DS Ph.D. Qualifier Presentation | Himan Namdari | Machine Learning-Enabled GPR Signal Feature Analysis for Root-Zone Soil Moisture Estimation
2:00 p.m.
DATA SCIENCE
Ph.D. Qualifier Presentation
Himan Namdari
Wednesday, December 13th | 2:00 PM EST
Location: Fuller Labs, Room 311
Zoom: https://wpi.zoom.us/my/hnamdari
Committee:
Advisor: Dr. Reza Zekavat, Physics and Data Science, WPI
Prof. Oren Mangoubi, Mathematical Sciences & Data Science, WPI
Prof. Fabricio Murai, Computer Science and Data Science, WPI
Title:
Machine Learning-Enabled GPR Signal Feature Analysis for Root-Zone Soil Moisture Estimation
Abstract:
In this work, we introduce a novel machine learning (ML) enabled framework for soil moisture estimation at different levels at root-zone using Ground Penetration Radar (GPR) data. The work offers a comprehensive and generalizable approach for soil subsurface characterization at any farm.
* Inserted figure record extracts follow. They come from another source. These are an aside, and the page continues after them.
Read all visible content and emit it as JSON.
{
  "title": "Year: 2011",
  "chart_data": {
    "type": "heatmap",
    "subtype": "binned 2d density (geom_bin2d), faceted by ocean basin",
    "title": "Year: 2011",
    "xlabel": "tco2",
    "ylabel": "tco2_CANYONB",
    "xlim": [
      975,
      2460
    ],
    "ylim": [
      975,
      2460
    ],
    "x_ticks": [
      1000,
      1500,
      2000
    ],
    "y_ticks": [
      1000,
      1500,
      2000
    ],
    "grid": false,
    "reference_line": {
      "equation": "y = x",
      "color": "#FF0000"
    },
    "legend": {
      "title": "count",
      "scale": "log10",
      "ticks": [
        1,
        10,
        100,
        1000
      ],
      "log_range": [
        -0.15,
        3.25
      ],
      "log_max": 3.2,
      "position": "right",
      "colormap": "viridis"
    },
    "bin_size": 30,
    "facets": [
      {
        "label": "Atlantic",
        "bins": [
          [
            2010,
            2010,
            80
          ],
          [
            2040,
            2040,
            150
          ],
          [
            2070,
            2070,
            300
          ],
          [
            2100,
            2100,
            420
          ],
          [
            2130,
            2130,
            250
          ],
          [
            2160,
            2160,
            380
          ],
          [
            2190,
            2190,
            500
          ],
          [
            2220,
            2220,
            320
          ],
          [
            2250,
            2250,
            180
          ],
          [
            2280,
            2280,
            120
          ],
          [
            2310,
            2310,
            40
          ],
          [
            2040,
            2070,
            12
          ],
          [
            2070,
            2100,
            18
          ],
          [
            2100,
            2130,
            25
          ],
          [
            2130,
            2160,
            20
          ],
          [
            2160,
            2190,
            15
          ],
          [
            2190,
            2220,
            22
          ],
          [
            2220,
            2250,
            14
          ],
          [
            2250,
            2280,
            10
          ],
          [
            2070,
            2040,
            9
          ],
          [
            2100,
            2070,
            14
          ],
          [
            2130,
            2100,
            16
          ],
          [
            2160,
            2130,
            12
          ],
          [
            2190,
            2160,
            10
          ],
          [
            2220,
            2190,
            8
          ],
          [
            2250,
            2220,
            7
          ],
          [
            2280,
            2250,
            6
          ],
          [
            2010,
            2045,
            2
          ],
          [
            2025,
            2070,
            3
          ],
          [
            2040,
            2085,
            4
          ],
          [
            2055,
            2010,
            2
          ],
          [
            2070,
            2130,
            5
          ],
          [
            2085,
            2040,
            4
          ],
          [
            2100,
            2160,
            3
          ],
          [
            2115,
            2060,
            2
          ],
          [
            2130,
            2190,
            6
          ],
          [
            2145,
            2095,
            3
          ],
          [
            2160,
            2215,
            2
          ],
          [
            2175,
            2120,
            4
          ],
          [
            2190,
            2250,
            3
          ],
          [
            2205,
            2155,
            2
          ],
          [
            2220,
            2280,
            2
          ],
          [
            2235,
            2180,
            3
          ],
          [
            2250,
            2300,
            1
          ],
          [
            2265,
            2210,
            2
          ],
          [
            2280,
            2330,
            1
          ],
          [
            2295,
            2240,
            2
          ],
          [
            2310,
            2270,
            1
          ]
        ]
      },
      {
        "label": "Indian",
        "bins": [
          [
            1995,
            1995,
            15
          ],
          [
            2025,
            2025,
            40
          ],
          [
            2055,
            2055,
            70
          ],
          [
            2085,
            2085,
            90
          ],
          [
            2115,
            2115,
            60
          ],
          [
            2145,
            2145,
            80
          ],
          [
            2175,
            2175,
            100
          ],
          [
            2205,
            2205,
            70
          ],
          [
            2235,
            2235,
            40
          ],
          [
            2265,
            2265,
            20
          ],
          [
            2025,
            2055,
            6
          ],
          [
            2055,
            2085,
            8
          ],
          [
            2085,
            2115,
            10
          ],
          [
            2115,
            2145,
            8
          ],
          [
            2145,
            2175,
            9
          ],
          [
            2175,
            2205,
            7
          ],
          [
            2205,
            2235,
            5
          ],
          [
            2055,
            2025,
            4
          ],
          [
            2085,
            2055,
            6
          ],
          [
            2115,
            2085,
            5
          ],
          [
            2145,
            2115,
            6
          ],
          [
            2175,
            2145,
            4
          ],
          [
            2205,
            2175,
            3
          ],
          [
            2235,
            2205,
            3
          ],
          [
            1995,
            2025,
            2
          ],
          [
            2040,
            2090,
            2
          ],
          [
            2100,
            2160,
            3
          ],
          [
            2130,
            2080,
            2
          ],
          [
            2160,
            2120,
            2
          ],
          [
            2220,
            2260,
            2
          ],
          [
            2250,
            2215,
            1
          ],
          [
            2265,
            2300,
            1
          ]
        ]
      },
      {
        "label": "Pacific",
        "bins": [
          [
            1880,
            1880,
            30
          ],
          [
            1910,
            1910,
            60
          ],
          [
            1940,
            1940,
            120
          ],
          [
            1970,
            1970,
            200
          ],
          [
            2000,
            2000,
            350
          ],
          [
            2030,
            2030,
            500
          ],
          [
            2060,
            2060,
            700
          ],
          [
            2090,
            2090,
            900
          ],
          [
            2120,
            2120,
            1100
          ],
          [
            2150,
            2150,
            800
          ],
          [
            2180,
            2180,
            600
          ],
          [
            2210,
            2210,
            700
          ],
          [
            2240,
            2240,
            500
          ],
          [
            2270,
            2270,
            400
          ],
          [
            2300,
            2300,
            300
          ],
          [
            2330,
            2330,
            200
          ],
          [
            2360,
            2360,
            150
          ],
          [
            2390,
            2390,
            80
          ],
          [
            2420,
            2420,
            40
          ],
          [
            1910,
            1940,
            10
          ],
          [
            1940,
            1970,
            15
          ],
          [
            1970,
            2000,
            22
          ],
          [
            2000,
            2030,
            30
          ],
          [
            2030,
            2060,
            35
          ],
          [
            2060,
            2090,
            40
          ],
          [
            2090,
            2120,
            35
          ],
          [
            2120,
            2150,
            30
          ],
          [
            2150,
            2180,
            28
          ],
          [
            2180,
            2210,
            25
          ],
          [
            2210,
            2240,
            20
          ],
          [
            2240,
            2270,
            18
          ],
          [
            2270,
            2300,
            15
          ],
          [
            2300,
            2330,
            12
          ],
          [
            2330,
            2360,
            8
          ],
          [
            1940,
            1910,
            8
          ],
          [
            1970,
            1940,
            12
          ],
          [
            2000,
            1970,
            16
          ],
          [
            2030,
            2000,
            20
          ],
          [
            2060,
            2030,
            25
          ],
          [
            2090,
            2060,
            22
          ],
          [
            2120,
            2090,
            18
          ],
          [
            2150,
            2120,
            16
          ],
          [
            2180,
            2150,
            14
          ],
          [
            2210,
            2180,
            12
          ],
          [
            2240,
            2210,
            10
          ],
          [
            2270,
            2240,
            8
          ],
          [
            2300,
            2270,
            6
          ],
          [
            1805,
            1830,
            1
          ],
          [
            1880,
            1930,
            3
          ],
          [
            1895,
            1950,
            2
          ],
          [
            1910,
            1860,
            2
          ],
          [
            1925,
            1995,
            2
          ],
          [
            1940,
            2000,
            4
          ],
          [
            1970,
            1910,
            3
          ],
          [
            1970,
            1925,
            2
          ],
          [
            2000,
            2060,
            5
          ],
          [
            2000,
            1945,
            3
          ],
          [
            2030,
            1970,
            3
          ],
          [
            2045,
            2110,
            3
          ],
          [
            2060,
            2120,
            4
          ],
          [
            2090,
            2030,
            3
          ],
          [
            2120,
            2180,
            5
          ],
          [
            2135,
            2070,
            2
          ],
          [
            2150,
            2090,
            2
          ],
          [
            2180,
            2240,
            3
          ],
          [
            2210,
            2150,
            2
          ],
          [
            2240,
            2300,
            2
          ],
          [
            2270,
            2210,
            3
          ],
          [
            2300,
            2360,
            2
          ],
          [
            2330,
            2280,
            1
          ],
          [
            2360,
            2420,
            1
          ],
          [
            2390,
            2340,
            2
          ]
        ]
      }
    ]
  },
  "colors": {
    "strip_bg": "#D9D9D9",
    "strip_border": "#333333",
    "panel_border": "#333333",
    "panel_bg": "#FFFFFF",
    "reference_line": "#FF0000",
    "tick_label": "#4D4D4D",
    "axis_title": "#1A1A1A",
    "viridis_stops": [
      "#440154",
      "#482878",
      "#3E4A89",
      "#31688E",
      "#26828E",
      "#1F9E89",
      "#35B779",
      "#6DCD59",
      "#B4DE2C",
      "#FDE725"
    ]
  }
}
Our framework comprises three main stages. First, we create a labeled dataset using gprMax simulations. Second, we implement advanced feature extraction techniques, including time-domain analysis, and a feature extraction method based on Peak Extraction. Finally, we demonstrate the application of our framework for soil moisture estimation through a comprehensive feature analysis. We show that our method offers significant improvements over existing techniques, providing a more accurate, efficient, and adaptable solution for soil moisture estimation for different soil compositions. The combination of a robust dataset, sophisticated feature extraction, and thorough analysis positions our framework as a leading approach in the field of GPR-based soil moisture assessment for megafarms.